太陽の竜と闇の青年

「テン!!!!」


自分はバッと飛び起きあがった。


テンだと……?


テンとは昨日微妙な空気で別れた。


だから、まさかあっちから来るとは思わなかった。


「あ、いた」


テンは自分の姿をみつけて、声を発した。


白虎はゆっくりと自分を振り返る。


「ん。

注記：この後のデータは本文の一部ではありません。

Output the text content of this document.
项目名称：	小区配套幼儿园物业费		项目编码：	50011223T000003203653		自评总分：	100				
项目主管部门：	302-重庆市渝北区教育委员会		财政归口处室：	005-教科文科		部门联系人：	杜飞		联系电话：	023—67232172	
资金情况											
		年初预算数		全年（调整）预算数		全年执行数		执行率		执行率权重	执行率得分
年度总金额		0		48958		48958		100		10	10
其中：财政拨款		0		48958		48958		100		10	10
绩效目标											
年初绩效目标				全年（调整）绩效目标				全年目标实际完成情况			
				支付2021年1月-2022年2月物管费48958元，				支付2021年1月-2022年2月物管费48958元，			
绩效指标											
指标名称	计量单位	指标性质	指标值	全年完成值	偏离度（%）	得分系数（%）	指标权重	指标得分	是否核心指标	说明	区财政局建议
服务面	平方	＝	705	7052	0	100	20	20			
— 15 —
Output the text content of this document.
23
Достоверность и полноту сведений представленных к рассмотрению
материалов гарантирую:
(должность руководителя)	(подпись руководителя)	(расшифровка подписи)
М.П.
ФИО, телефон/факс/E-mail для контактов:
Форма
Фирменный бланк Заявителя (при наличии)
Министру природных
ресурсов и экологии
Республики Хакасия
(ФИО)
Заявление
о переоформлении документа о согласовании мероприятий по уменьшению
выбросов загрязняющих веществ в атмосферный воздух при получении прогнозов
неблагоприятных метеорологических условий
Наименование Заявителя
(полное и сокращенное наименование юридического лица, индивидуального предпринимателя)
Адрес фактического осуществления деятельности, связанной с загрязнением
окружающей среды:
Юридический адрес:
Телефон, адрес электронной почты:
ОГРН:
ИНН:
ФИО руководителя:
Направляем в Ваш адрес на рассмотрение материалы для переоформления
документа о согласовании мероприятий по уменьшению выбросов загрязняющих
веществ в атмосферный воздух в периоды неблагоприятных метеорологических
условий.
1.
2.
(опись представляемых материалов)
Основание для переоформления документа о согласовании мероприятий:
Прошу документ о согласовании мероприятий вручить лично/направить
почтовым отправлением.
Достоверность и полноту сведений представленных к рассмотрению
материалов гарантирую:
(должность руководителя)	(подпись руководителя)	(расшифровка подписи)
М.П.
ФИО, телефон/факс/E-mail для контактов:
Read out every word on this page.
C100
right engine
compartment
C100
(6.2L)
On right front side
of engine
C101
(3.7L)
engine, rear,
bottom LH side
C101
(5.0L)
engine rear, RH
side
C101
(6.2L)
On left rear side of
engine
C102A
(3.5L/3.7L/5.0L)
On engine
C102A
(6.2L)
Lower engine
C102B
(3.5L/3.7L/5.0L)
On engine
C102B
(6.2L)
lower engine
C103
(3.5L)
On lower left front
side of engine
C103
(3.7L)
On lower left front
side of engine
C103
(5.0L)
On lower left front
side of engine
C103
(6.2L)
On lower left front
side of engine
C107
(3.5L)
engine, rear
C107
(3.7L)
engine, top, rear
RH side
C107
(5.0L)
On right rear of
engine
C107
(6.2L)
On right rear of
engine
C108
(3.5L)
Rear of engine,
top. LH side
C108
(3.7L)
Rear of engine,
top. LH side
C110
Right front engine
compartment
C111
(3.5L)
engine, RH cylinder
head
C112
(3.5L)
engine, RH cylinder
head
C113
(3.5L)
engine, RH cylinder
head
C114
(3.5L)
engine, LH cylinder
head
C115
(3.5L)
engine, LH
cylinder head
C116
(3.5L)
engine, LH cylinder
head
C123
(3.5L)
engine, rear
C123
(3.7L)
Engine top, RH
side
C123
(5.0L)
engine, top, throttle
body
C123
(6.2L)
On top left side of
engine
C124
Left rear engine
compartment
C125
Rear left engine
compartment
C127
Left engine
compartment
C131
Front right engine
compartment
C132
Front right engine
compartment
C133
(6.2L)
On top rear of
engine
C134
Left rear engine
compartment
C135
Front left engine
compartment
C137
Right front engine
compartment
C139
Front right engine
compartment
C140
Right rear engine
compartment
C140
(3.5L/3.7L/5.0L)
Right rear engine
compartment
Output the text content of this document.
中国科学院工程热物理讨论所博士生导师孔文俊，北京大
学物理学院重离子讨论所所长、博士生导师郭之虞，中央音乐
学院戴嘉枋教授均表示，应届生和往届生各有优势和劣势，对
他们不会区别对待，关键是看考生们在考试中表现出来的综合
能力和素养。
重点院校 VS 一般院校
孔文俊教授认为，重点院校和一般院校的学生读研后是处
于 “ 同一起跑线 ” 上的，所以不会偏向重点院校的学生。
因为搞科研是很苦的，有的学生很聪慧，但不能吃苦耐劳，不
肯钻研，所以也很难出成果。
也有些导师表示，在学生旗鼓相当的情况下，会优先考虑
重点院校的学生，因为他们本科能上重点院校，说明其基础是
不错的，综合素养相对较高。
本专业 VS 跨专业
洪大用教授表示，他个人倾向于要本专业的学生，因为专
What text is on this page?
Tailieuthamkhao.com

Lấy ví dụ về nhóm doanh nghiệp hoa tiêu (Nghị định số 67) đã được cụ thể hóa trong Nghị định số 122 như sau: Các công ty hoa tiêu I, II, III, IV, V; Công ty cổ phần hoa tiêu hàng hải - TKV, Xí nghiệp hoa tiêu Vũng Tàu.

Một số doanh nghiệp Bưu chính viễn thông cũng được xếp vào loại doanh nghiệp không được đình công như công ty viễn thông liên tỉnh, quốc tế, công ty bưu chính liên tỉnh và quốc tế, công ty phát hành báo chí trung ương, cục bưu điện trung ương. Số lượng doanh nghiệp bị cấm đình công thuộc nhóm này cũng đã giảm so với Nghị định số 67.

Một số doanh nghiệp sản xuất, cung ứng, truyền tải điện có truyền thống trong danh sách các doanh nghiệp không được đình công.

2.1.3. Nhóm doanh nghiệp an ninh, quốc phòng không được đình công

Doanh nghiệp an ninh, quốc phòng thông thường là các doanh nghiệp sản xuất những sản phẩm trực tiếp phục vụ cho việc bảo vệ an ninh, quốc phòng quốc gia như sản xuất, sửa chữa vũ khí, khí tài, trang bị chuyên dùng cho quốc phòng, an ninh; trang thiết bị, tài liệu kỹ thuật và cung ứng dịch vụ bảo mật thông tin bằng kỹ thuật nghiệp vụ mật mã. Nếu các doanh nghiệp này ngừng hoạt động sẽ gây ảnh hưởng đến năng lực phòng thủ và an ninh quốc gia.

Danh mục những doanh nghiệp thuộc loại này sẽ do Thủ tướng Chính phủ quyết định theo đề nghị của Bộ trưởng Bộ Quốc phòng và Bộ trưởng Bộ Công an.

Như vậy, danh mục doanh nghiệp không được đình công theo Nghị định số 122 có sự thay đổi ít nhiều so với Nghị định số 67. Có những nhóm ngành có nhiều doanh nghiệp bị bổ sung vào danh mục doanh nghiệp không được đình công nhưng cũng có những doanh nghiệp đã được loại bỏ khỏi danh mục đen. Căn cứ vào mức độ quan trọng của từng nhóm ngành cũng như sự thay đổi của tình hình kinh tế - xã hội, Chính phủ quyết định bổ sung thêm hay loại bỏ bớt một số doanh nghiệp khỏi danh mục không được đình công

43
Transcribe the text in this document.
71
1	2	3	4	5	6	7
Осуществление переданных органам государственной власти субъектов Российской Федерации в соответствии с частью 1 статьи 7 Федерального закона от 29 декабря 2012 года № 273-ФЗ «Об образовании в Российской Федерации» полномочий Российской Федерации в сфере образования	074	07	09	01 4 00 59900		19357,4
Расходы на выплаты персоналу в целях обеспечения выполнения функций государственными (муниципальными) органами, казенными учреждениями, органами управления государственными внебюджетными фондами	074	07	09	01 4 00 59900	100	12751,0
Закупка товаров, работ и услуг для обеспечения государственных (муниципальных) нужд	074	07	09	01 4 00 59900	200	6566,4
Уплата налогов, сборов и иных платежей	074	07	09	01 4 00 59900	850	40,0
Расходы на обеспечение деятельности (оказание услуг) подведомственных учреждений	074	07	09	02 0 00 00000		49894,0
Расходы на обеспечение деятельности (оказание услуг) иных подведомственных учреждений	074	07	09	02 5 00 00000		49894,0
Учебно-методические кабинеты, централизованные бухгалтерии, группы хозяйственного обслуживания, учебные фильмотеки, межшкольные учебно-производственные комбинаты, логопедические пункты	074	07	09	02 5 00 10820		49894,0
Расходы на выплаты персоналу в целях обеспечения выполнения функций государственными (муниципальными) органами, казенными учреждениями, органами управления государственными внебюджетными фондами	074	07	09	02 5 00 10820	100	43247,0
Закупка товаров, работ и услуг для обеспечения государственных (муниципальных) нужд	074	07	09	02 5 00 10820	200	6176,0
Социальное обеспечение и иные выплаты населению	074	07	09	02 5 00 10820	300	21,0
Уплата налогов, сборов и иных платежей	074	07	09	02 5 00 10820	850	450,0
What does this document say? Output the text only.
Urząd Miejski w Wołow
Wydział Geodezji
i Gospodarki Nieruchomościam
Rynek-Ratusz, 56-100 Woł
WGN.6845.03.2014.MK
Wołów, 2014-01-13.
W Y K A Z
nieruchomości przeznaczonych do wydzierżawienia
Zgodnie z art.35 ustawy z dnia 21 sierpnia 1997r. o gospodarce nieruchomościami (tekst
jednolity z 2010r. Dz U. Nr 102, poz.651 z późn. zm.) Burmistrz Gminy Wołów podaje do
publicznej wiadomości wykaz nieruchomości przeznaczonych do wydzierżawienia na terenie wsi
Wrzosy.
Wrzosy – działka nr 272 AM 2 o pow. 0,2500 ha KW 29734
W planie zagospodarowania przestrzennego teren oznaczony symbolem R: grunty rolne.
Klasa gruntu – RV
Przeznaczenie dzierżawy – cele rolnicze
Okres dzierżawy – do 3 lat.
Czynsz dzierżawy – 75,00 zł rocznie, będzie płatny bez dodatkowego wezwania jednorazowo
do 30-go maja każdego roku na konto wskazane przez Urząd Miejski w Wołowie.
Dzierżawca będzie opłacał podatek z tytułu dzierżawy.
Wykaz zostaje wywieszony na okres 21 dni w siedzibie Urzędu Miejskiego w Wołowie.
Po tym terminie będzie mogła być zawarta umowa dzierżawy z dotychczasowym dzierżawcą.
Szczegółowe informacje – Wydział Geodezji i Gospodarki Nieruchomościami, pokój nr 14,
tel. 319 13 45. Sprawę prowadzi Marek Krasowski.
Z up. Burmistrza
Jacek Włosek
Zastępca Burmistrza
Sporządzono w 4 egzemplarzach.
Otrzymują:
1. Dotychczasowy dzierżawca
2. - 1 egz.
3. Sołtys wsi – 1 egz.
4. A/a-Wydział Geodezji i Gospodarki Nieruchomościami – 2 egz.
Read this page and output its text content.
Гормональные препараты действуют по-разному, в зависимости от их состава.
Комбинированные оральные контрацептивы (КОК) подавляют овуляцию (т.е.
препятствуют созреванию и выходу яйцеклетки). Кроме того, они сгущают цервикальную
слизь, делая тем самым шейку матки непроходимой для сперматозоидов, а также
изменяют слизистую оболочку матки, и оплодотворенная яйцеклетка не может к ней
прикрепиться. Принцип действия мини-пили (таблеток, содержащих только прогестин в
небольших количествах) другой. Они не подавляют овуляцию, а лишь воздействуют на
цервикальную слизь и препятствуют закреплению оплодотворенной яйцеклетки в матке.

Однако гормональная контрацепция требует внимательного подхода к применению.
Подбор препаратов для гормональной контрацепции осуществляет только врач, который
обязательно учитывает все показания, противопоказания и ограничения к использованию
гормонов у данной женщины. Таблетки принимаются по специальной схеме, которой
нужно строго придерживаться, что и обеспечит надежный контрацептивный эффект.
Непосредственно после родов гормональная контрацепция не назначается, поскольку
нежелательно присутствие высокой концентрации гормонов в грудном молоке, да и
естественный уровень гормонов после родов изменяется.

もう大丈夫なのか?」


自分はひんやりとする床に足をつけた。


「あぁ。心配をかけてすまない」


自分が白虎にお礼をいうと、白虎は小さく肩を竦めただけだった。


自分がテンに顔を向けると、テンは真っ直ぐ自分と白虎をみた。


「まず、昨日のことはすまなかった。だけど……もうルウ様に関わるのはやめて」


自分はテンを凝視した。


白虎もテンを凝視している。


突然やってきて突然そんなことを言われるとは思っていなかったからだ。


「何故……だ?」


テンは小さくため息をついた。


そして、遠くを見つめるような目で自分たちにキッパリと言ってきた。


「ハッキリ言うと、君たちがしているのは無駄骨だよ。ルウ様も言っていた。足掻くだけ足掻かせておいて、最終的には絶望に明け暮れさせておけって。だから、あたしも何も口出ししなかった。だけど、もう我慢できなくなったから言うけどね、ルウ様は一度死んでいるんだ。今はジャリスの強い力がルウ様を動かしているけど、ジャリスを取り出してルウ様を入れたとしても、ルウ様は復活しない。一度死んでいるんだから。一度死んだものはもう二度とこの世に現れることはできないんだよ」


自分はグサリと心に何か刺さった気がした。


実はなんとなくだが、そうなることを予想はしていた。


自分はそれを信じたくなかった。


真実から逃げるように偽りを信じた。


白虎も自分と同じだったのか、小さくため息をついた。